Спросонья первый крытский мент никак не мог сообразить, чего хочет от него глава города, но когда очухался и поднял на ноги своих подчиненных, доложил о происшествии на площади Ленина, где задержали мужчину в состоянии алкогольного опьянения и с многочисленными следами физического насилия. Его в полубессознательном состоянии отвезли в горотдел и поместили в обезьянник. Стали искать документы – нашли справку об освобождении на имя Тесеева Михаила Эгеевича 1978 года рождения. Тут милицейский начальник засмущался: «Вы же понимаете, Минос Европович, я не мог не известить Эгея…» В общем, за парнем приехали, забрали из обезьянника и увезли.

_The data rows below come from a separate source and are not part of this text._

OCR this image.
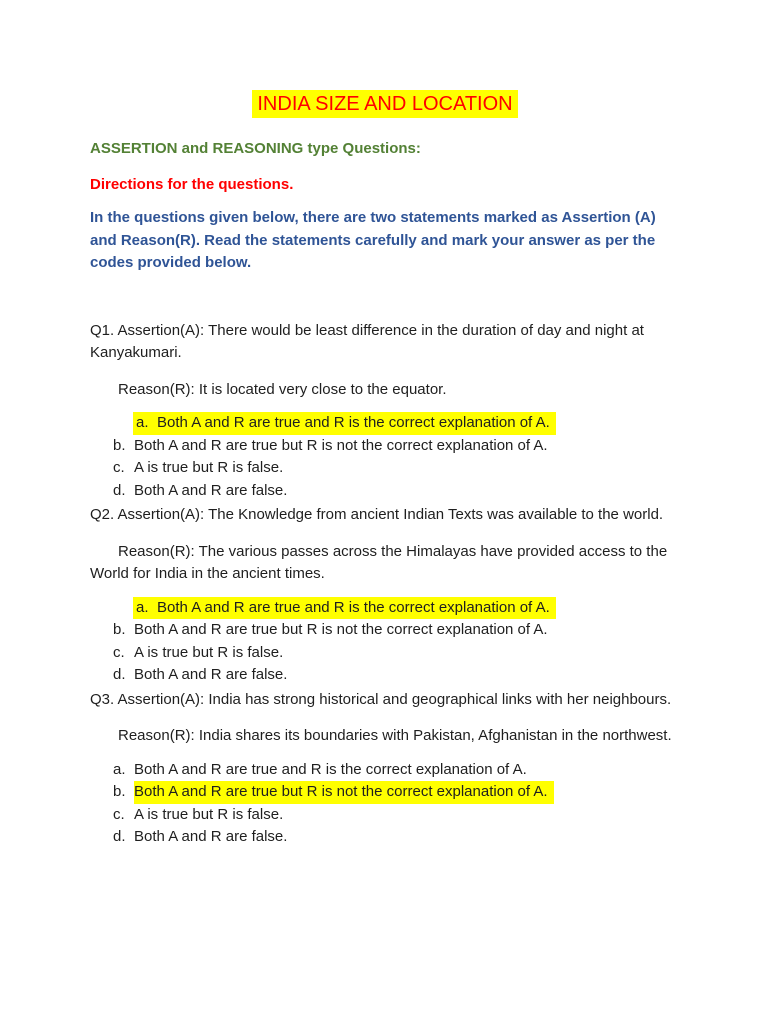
INDIA SIZE AND LOCATION
ASSERTION and REASONING type Questions:
Directions for the questions.
In the questions given below, there are two statements marked as Assertion (A) and Reason(R). Read the statements carefully and mark your answer as per the codes provided below.
Q1. Assertion(A): There would be least difference in the duration of day and night at Kanyakumari.
Reason(R): It is located very close to the equator.
a. Both A and R are true and R is the correct explanation of A.
b. Both A and R are true but R is not the correct explanation of A.
c. A is true but R is false.
d. Both A and R are false.
Q2. Assertion(A): The Knowledge from ancient Indian Texts was available to the world.
Reason(R): The various passes across the Himalayas have provided access to the World for India in the ancient times.
a. Both A and R are true and R is the correct explanation of A.
b. Both A and R are true but R is not the correct explanation of A.
c. A is true but R is false.
d. Both A and R are false.
Q3. Assertion(A): India has strong historical and geographical links with her neighbours.
Reason(R): India shares its boundaries with Pakistan, Afghanistan in the northwest.
a. Both A and R are true and R is the correct explanation of A.
b. Both A and R are true but R is not the correct explanation of A.
c. A is true but R is false.
d. Both A and R are false.
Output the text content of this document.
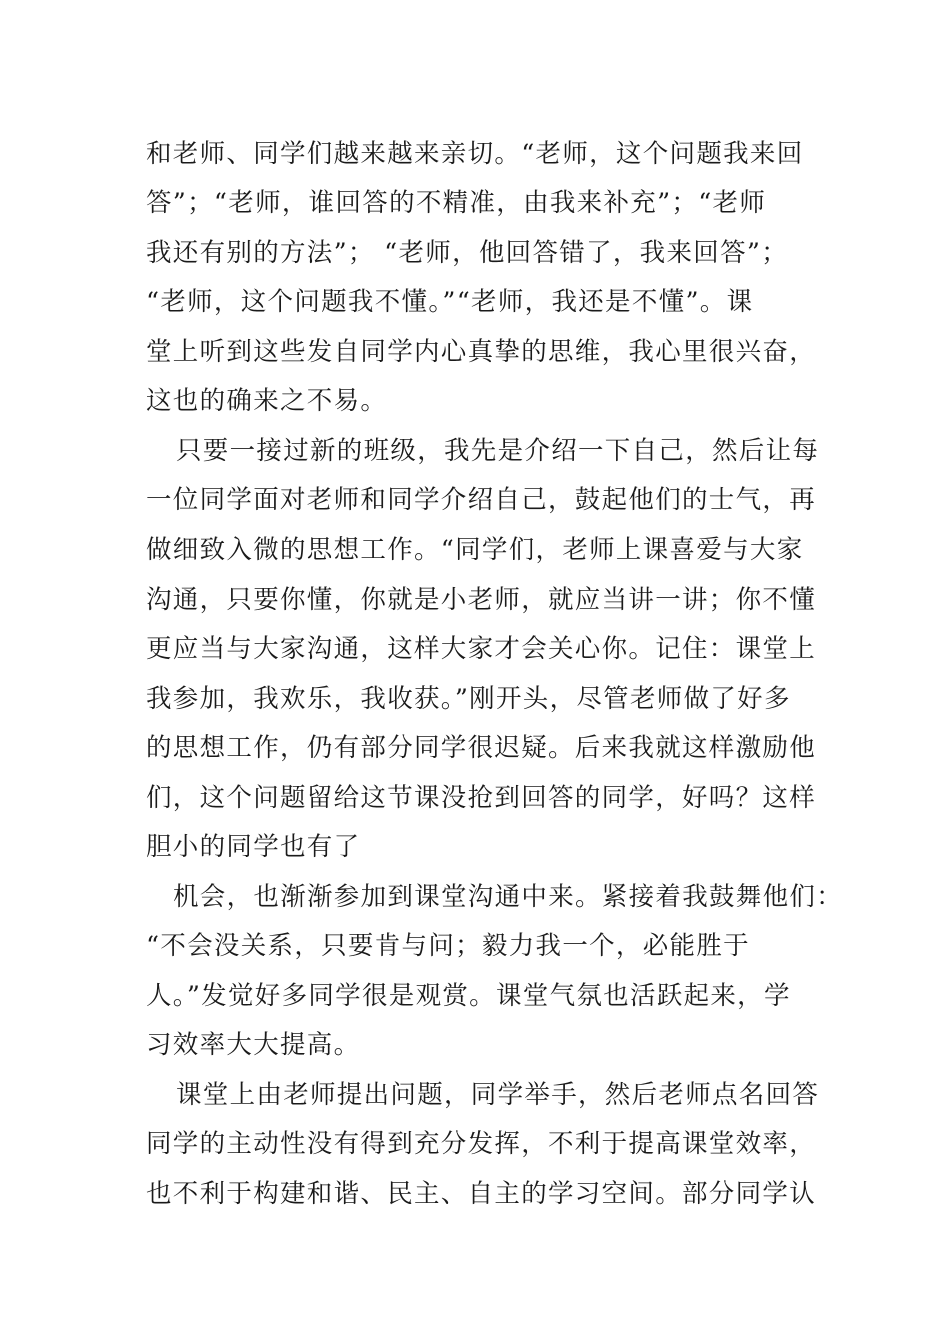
和老师、同学们越来越来亲切。“老师，这个问题我来回
答”；“老师，谁回答的不精准，由我来补充”；“老师
我还有别的方法”； “老师，他回答错了，我来回答”；
“老师，这个问题我不懂。”“老师，我还是不懂”。课
堂上听到这些发自同学内心真挚的思维，我心里很兴奋，
这也的确来之不易。
只要一接过新的班级，我先是介绍一下自己，然后让每
一位同学面对老师和同学介绍自己，鼓起他们的士气，再
做细致入微的思想工作。“同学们，老师上课喜爱与大家
沟通，只要你懂，你就是小老师，就应当讲一讲；你不懂
更应当与大家沟通，这样大家才会关心你。记住：课堂上
我参加，我欢乐，我收获。”刚开头，尽管老师做了好多
的思想工作，仍有部分同学很迟疑。后来我就这样激励他
们，这个问题留给这节课没抢到回答的同学，好吗？这样
胆小的同学也有了
机会，也渐渐参加到课堂沟通中来。紧接着我鼓舞他们：
“不会没关系，只要肯与问；毅力我一个，必能胜于
人。”发觉好多同学很是观赏。课堂气氛也活跃起来，学
习效率大大提高。
课堂上由老师提出问题，同学举手，然后老师点名回答
同学的主动性没有得到充分发挥，不利于提高课堂效率，
也不利于构建和谐、民主、自主的学习空间。部分同学认
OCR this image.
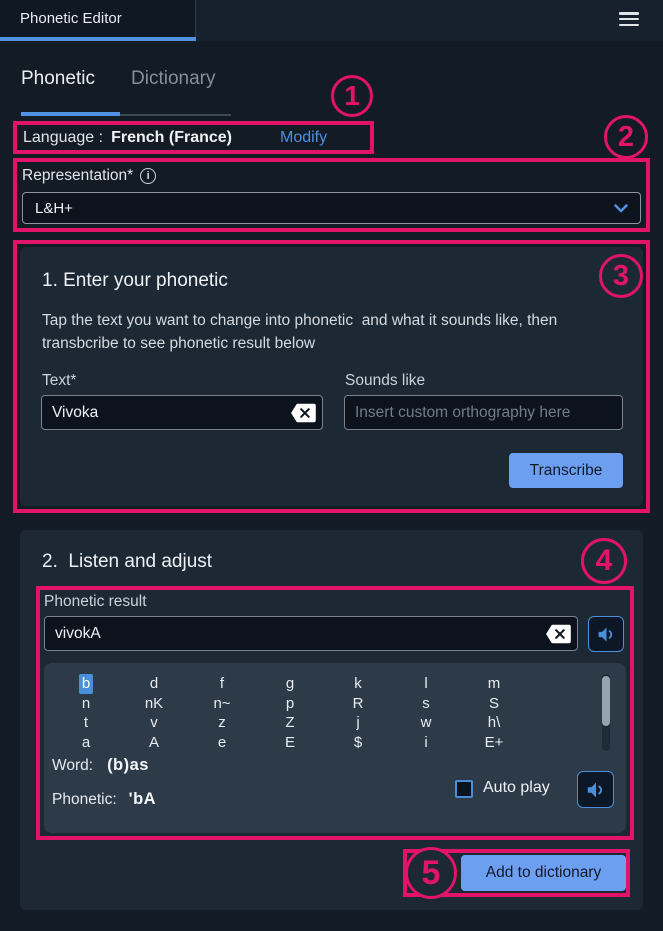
Phonetic Editor
Phonetic Dictionary
Language : French (France)	Modify
Representation*	i
L&H+
1. Enter your phonetic
Tap the text you want to change into phonetic  and what it sounds like, then transbcribe to see phonetic result below
Text*	Sounds like
Vivoka
Insert custom orthography here
Transcribe
2.  Listen and adjust
Phonetic result
vivokA
b	d	f	g	k	l	m
n	nK	n~	p	R	s	S
t	v	z	Z	j	w	h\
a	A	e	E	$	i	E+
Word: (b)as
Phonetic: 'bA
Auto play
Add to dictionary
1
2
3
4
5
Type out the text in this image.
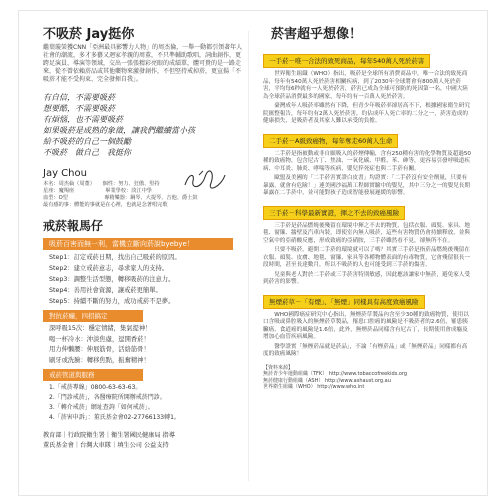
不吸菸 Jay挺你
繼葉璇榮獲CNN「亞洲最具影響力人物」的周杰倫，一舉一動都引領著年人社會的潮流，多才多藝又迴家孝親的周董，不只準輔助歌唱，詞曲創作，更跨足演員、導演等領域，交出一張張精彩亮眼的成績單，體可貴的是一路走來，從不曾依賴菸品或其他藥物來激發創作，不但堅持戒掉菸，更宣揚「不吸菸才能不受拘束、完全發揮自我」。
有自信，不需要吸菸
想要酷，不需要吸菸
有煩惱，也不需要吸菸
如果吸菸是成熟的象徵，讓我們繼續當小孩
給不吸菸的自己一個鼓勵
不吸菸　做自己　我挺你
Jay Chou
本名：周杰倫（周董）　　個性：努力、狂傲、堅持
星座：魔羯座　　　　　　畢業學校：淡江中學
血型：O型　　　　　　　專精樂器：鋼琴、大提琴、吉他、爵士鼓
最有感的事：體能的事就是在心裡，也就是念著唱完歌
戒菸報馬仔
吸菸百害而無一利，當機立斷向菸說byebye！
Step1：訂定戒菸日期，找出自己吸菸的原因。
Step2：建立戒菸意志，尋求家人的支持。
Step3：調整生活型態，轉移吸菸的注意力。
Step4：善用社會資源，讓戒菸更簡單。
Step5：持續不斷的努力，成功戒菸不是夢。
對抗菸癮，四招搞定
深呼吸15次：穩定情緒，集氣提神！
喝一杯冷水：沖淡焦慮，逗開香菸！
用力伸懶腰：伸展筋骨，活絡筋骨！
刷牙或洗臉：轉移焦點，振奮精神！
戒菸管道與服務
1.「戒菸專線」0800-63-63-63。
2.「門診戒菸」，各醫療院所開辦戒菸門診。
3.「轉介戒菸」網址查詢「如何戒菸」。
4.「菸害申訴」：董氏基金會02-27766133轉1。
教育部｜行政院衛生署｜衛生署國民健康局 指導
董氏基金會｜台灣大車隊｜填生公司 公益支持
菸害超乎想像！
一手菸－唯一合法的致死商品，每年540萬人死於菸害
世界衛生組織（WHO）指出，吸菸是全球所有消費商品中，唯一合法的致死商品，每年有540萬人死於菸害相關疾病，到了2030年全球將會有800萬人死於菸害，平均每6秒就有一人死於菸害，菸害已成為全球可預防的死因第一名，中國大陸為全球菸品消費最多的國家，每年約有一百萬人死於菸害。
臺灣成年人吸菸率雖然有下降，但青少年吸菸率卻居高不下，根據國家衛生研究院匯整報告，每年約有2萬人死於菸害，約佔成年人死亡率的二分之一，菸害造成的健康損失，是吸菸者及其家人難以承受的負擔。
二手菸－A級致癌物，每年奪走60萬人生命
二手菸是指被動或非自願吸入的菸煙傳輸，含有250種有害的化學物質及超過50種的致癌物，包含尼古丁、焦油、一氧化碳、甲醛、苯、砷等，更容易引發呼吸道疾病、中耳炎、肺炎、哮喘等疾病，嬰兒猝死症也與二手菸有關。
歐盟及美國的「二手菸害實證白皮書」均證實：「二手菸沒有安全劑量，只要有暴露，就會有危險！」連美國沙福萬工程師實驗中的嬰兒，其中三分之一的嬰兒長期暴露在二手菸中，並可能對孩子造成智能發展遲緩的影響。
三手菸－科學最新實證，揮之不去的致癌風險
三手菸是菸品燃燒後殘留在環境中揮之不去的物質，包括衣服、頭髮、家具、地毯、窗簾、牆壁及汽車內裝，即使室內無人吸菸，這些有害物質仍會持續釋放，並與空氣中的亞硝酸反應，形成致癌的亞硝胺，三手菸雖然看不見，卻無所不在。
只要不吸菸，避開二手菸的環境就可以了嗎？其實三手菸是指菸品燃燒後殘留在衣服、頭髮、皮膚、地毯、窗簾、家具等各種物體表面的有毒物質，它會殘留很長一段時間，甚至長達數月，所以不吸菸的人也可能受到三手菸的傷害。
兒童與老人對於二手菸或三手菸害特別敏感，因此應該讓家中無菸，避免家人受到菸害的影響。
無煙菸草－「有煙」、「無煙」同樣具有高度致癌風險
WHO國際癌症研究中心指出，無煙菸草製品內含至少30種的致癌物質，使用以口含吸或鼻腔吸入的無煙菸草製品，罹患口腔癌的風險是不吸菸者的2.6倍，罹患胰臟癌、食道癌的風險是1.6倍，此外，無煙菸品同樣含有尼古丁，長期使用會成癮及增加心血管疾病風險。
醫學證實「無煙菸品就是菸品」，不論「有煙菸品」或「無煙菸品」同樣都有高度的致癌風險！
【資料來源】
無菸青少年運動組織（TFK） http://www.tobaccofreekids.org
無菸健康行動組織（ASH） http://www.ashaust.org.au
世界衛生組織（WHO） http://www.who.int
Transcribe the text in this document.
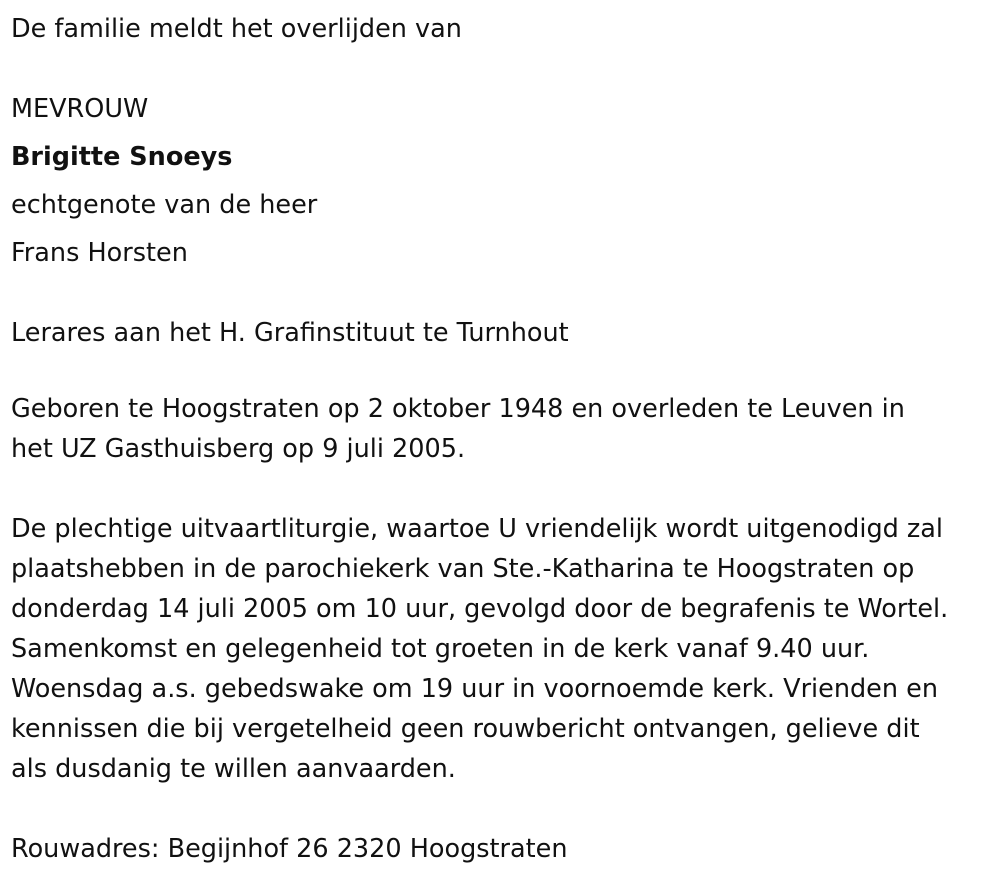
De familie meldt het overlijden van
MEVROUW
Brigitte Snoeys
echtgenote van de heer
Frans Horsten
Lerares aan het H. Grafinstituut te Turnhout
Geboren te Hoogstraten op 2 oktober 1948 en overleden te Leuven in
het UZ Gasthuisberg op 9 juli 2005.
De plechtige uitvaartliturgie, waartoe U vriendelijk wordt uitgenodigd zal
plaatshebben in de parochiekerk van Ste.-Katharina te Hoogstraten op
donderdag 14 juli 2005 om 10 uur, gevolgd door de begrafenis te Wortel.
Samenkomst en gelegenheid tot groeten in de kerk vanaf 9.40 uur.
Woensdag a.s. gebedswake om 19 uur in voornoemde kerk. Vrienden en
kennissen die bij vergetelheid geen rouwbericht ontvangen, gelieve dit
als dusdanig te willen aanvaarden.
Rouwadres: Begijnhof 26 2320 Hoogstraten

До взволнованного отца не сразу дошло, что его сынок Миня отметелил не кого-нибудь, а отпрыска самого Эгея, а когда дошло, Минос Европович еще больше занервничал. Во-первых, он не знал, ему даже не сочли нужным доложить, что Мишка Тесеев, хулиган и баламут, вечная головная боль для городских правоохранительных органов, досрочно откинулся из зоны. Только этого ему, Миносу, не хватало. Но еще хуже другое: их драгоценный Минечка, их свет в окошке, умудрился ознаменовать свой первый выход в город, свой первый бал дракой с представителем могущественного тесеевского клана. Эгей рано или поздно обнаружит, кто обидчик его сына, и с ним придется договариваться, а если Миня и впрямь покалечил этого бандита, как-то откупаться. Какую цену заломит Эгей за ушибы и синяки, а главное – за молчание о семейной тайне Зевовых, можно было только догадываться.
Эти мысли пронеслись в голове Миноса Европовича, но сразу же уступили место другой, главной: что с Миней, где он, жив ли он? Каждые пять минут главный крытский мент, как ему велел его начальник, докладывал о криминальной обстановке в городе. На перекрестке Энгельса и Екатерининской у газетного киоска какой-то парень справлял малую нужду. Задержан, доставлен в горотдел… В городе все спокойно… В бывшем Доме колхозника, ныне отель «Амбассадор», приезжий нахамил дежурной администраторше. Вызван наряд милиции. Составлен протокол об административном нарушении… Происшествий нет… Двое пьяных доставлены в медвытрезвитель…
Не понимая, зачем Миносу Европовичу все эти тухлые ночные новости, исполнительный мент позволил себе попросить хоть какую-нибудь ориентировочку. А какую, к чертовой матери, ориентировочку мог дать ему Минос? Разыскивается трехлетний минотавр, рост метр девяносто восемь, рога прямые, особых примет нет…
И Минос рычал на мента, грозил неполным служебным соответствием, требовал сводок.
Все три козлика ППС и «мерс» Миноса Европовича с его охраной колесили по Крытску в поисках Мини. А пропавший тем временем обжимался с Ленкой на скамейке возле ее дома. Пахло жасмином и близкой свинофермой, легкий ветерок шевелил шерстинки на морде, светлые Ленкины волосы и ее расстегнутую блузку.
Как ведут себя оставшиеся вдвоем парень и девушка, Миня знал по кинофильмам. И все-таки поначалу он тушевался, не мог сообразить, куда пристроить свои ручищи. Но Ленка показала, и он мгновенно усвоил ее науку.
У читателя наверняка уже крутится в голове вопрос: а что, девчонка в этот поэтический момент уже знала о некоторой, мягко скажем, необычности своего спасителя, своего нового дружка? Как могла не знать? Целовались же они, прежде чем Миня дал волю рукам и она это ему позволила. Успокойтесь, целовались, и еще как.
Когда Миня первый раз робко привлек Лену к себе, она задрала голову, привстала на цыпочки и потянулась к его закрытым арафаткой губам.